Lack of teachers causes crime

It must be true, because someone said it on CNN.

So I was at the gym, walking on the treadmill, idly watching CNN, reading the captioning. They were talking about California, of course, and its financial plight.

Apparently the financial crisis is affecting school funding. One poor soul, no doubt a product of the California education system, said: "If they lay off teachers there will be more people in jail."

The first image that flashed into my brain was of a frenzied and desperate mob of pedagogues storming the finer retail establishments of the state. But I dismissed the idea.

However, I couldn't quite follow her reasoning. How could laying off teachers affect the prison population? Are they going to put the laid off teachers in jail?

Or will the absence of some teachers make the already miserable school system more ineffective than it already is in educating young people?

When my children were growing up, lots of their friends attended Catholic schools. Some of these children were in classes with more than fifty children. But they learned. Their test scores were higher than those of the kids in public school, year after year.

Now, after years of giving kids a better education and for less money, the Catholic Church is closing schools all over the country. Only in America! Apparently nothing fails like success.

We urgently need repairs to our roads, so highway money is being spent on bike paths while commuters sit in their cars spewing exhaust into the air. More money is being used to prop up passenger trains nobody uses. Coal and natural gas are available all over this country, but we are not allowed to use it. Instead, laws like cap and trade are passed to hobble business and ensure a continuing shortage of jobs.
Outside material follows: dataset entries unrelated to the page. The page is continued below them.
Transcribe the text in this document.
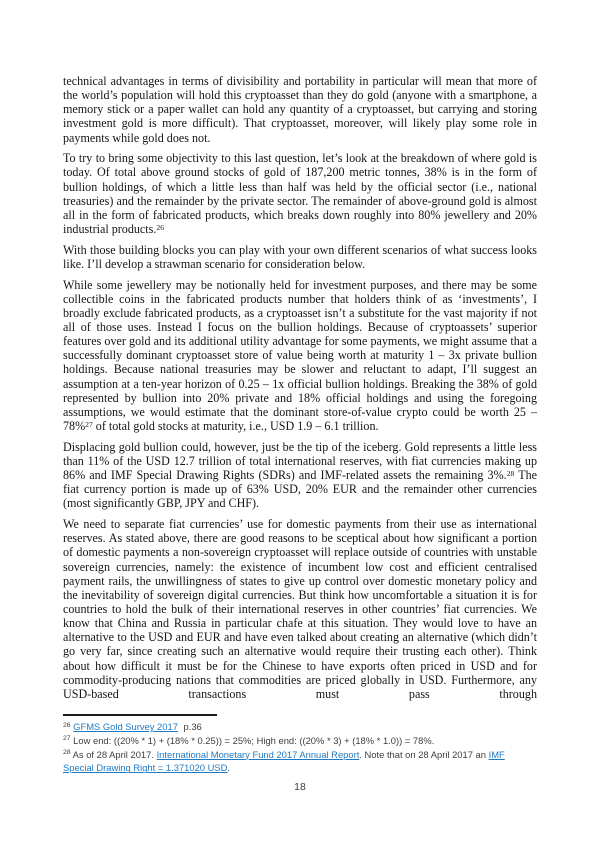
technical advantages in terms of divisibility and portability in particular will mean that more of the world’s population will hold this cryptoasset than they do gold (anyone with a smartphone, a memory stick or a paper wallet can hold any quantity of a cryptoasset, but carrying and storing investment gold is more difficult). That cryptoasset, moreover, will likely play some role in payments while gold does not.

To try to bring some objectivity to this last question, let’s look at the breakdown of where gold is today. Of total above ground stocks of gold of 187,200 metric tonnes, 38% is in the form of bullion holdings, of which a little less than half was held by the official sector (i.e., national treasuries) and the remainder by the private sector. The remainder of above-ground gold is almost all in the form of fabricated products, which breaks down roughly into 80% jewellery and 20% industrial products.$^{26}$

With those building blocks you can play with your own different scenarios of what success looks like. I’ll develop a strawman scenario for consideration below.

While some jewellery may be notionally held for investment purposes, and there may be some collectible coins in the fabricated products number that holders think of as ‘investments’, I broadly exclude fabricated products, as a cryptoasset isn’t a substitute for the vast majority if not all of those uses. Instead I focus on the bullion holdings. Because of cryptoassets’ superior features over gold and its additional utility advantage for some payments, we might assume that a successfully dominant cryptoasset store of value being worth at maturity 1 – 3x private bullion holdings. Because national treasuries may be slower and reluctant to adapt, I’ll suggest an assumption at a ten-year horizon of 0.25 – 1x official bullion holdings. Breaking the 38% of gold represented by bullion into 20% private and 18% official holdings and using the foregoing assumptions, we would estimate that the dominant store-of-value crypto could be worth 25 – 78%$^{27}$ of total gold stocks at maturity, i.e., USD 1.9 – 6.1 trillion.

Displacing gold bullion could, however, just be the tip of the iceberg. Gold represents a little less than 11% of the USD 12.7 trillion of total international reserves, with fiat currencies making up 86% and IMF Special Drawing Rights (SDRs) and IMF-related assets the remaining 3%.$^{28}$ The fiat currency portion is made up of 63% USD, 20% EUR and the remainder other currencies (most significantly GBP, JPY and CHF).

We need to separate fiat currencies’ use for domestic payments from their use as international reserves. As stated above, there are good reasons to be sceptical about how significant a portion of domestic payments a non-sovereign cryptoasset will replace outside of countries with unstable sovereign currencies, namely: the existence of incumbent low cost and efficient centralised payment rails, the unwillingness of states to give up control over domestic monetary policy and the inevitability of sovereign digital currencies. But think how uncomfortable a situation it is for countries to hold the bulk of their international reserves in other countries’ fiat currencies. We know that China and Russia in particular chafe at this situation. They would love to have an alternative to the USD and EUR and have even talked about creating an alternative (which didn’t go very far, since creating such an alternative would require their trusting each other). Think about how difficult it must be for the Chinese to have exports often priced in USD and for commodity-producing nations that commodities are priced globally in USD. Furthermore, any USD-based transactions must pass through

$^{26}$ GFMS Gold Survey 2017 p.36
$^{27}$ Low end: ((20% * 1) + (18% * 0.25)) = 25%; High end: ((20% * 3) + (18% * 1.0)) = 78%.
$^{28}$ As of 28 April 2017. International Monetary Fund 2017 Annual Report. Note that on 28 April 2017 an IMF Special Drawing Right = 1.371020 USD.
18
Open your eyes, people! Why are we importing engineers and chemists from third world countries when we could be educating our own people for this important work? Our students are leaving college dumber than they were when they started. Yes, the colleges are able to extract common sense from the young and educate them in Grudge Studies. So, after graduation, while they fold clothes at the Gap, they can brood about the injustice visited upon them by Society.

Why are too many students attending law school and too few attending medical school? Weird how that works! The budding lawyers will soon join their Ethnic Studies peers in a career in retail. Meanwhile our hospitals will be filled with interns with incomprehensible accents.
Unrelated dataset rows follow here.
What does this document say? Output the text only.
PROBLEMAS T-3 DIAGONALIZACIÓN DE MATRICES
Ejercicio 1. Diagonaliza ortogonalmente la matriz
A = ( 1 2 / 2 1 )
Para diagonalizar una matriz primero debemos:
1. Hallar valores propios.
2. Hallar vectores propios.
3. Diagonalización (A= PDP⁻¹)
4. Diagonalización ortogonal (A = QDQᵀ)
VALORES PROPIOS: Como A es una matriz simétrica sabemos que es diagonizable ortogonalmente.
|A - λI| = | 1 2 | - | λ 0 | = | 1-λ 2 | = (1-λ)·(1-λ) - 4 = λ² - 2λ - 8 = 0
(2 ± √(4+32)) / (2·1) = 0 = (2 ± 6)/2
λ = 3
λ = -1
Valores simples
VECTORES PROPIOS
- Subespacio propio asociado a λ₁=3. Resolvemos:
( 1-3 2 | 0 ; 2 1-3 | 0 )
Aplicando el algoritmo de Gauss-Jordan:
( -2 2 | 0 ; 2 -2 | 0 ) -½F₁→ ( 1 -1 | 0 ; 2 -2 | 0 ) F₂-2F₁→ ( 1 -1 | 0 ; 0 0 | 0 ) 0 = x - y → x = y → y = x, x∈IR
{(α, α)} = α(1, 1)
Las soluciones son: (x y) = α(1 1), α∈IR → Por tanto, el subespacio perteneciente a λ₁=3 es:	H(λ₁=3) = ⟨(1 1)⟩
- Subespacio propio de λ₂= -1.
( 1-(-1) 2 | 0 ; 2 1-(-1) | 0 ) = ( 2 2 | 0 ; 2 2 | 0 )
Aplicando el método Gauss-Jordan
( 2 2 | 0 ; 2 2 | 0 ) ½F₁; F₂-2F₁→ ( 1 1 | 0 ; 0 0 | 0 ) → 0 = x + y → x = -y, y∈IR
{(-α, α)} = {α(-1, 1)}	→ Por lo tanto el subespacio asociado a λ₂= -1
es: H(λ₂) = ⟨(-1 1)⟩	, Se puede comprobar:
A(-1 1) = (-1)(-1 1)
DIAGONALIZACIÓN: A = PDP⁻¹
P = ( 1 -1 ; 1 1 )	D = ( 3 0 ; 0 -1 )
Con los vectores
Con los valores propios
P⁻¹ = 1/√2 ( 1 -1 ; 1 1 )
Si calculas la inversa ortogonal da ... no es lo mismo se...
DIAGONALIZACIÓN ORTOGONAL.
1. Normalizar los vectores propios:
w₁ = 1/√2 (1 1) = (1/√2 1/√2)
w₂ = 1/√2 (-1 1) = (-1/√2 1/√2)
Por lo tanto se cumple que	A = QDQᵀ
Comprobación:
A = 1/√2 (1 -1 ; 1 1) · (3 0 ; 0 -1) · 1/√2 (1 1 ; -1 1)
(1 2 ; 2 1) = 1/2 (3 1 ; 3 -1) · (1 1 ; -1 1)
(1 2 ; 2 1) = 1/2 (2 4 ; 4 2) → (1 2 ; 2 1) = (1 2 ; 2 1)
And all because we laid off some teachers!

2 comments:

airforcewife said...

As a former Catholic School teacher I can't offer any real explanations, but I can offer what I've seen.

I saw the archdiocese I worked within closing schools (and charging more and more for those schools that they kept open) while simultaneously expanding prison ministries.
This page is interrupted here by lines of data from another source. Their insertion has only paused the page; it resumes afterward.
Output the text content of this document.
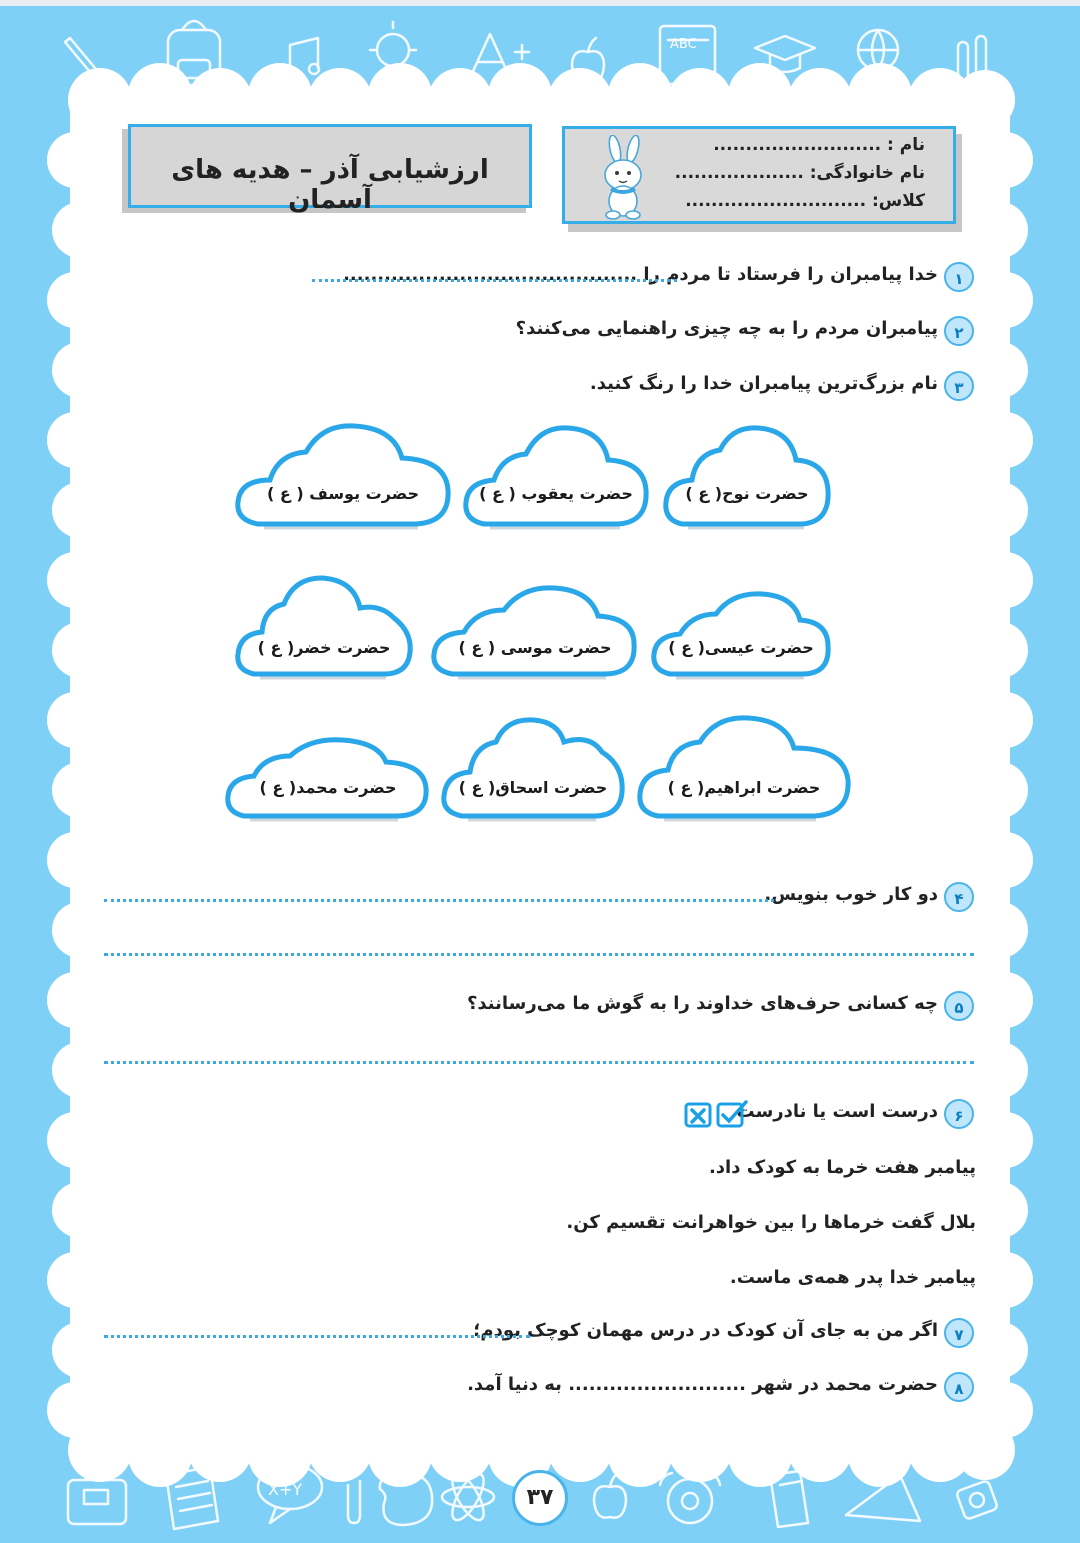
ABC
X+Y
ارزشیابی آذر – هدیه های آسمان
نام : ..........................
نام خانوادگی: ....................
کلاس: ............................
۱
خدا پیامبران را فرستاد تا مردم را ...........................................
۲
پیامبران مردم را به چه چیزی راهنمایی می‌کنند؟
۳
نام بزرگ‌ترین پیامبران خدا را رنگ کنید.
حضرت نوح( ع )
حضرت یعقوب ( ع )
حضرت یوسف ( ع )
حضرت عیسی( ع )
حضرت موسی ( ع )
حضرت خضر( ع )
حضرت ابراهیم( ع )
حضرت اسحاق( ع )
حضرت محمد( ع )
۴
دو کار خوب بنویس.
۵
چه کسانی حرف‌های خداوند را به گوش ما می‌رسانند؟
۶
درست است یا نادرست
پیامبر هفت خرما به کودک داد.
بلال گفت خرماها را بین خواهرانت تقسیم کن.
پیامبر خدا پدر همه‌ی ماست.
۷
اگر من به جای آن کودک در درس مهمان کوچک بودم؛
۸
حضرت محمد در شهر .......................... به دنیا آمد.
۳۷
It was a source of never-ending frustration to me that the church in the US seems to be moving away from what should be their biggest focus - raising healthy children.

I don't think lack of teachers will send more people to jail, because frankly a lot of public school teachers in CA suck anyway. And perhaps these cuts will get to the heart of the problem - a bunch of parents that aren't as engaged in their children's education as they need to be. Teachers have been forced to act as pseudo parents for years, now maybe they can get back to the job they're supposed to be doing.

miriam said...

AFW: Seriously, public schools are seriously overstaffed with administrators. Universities have the same problem.

Whatever happened to Mark Hopkins at one end of a log and a student at the other?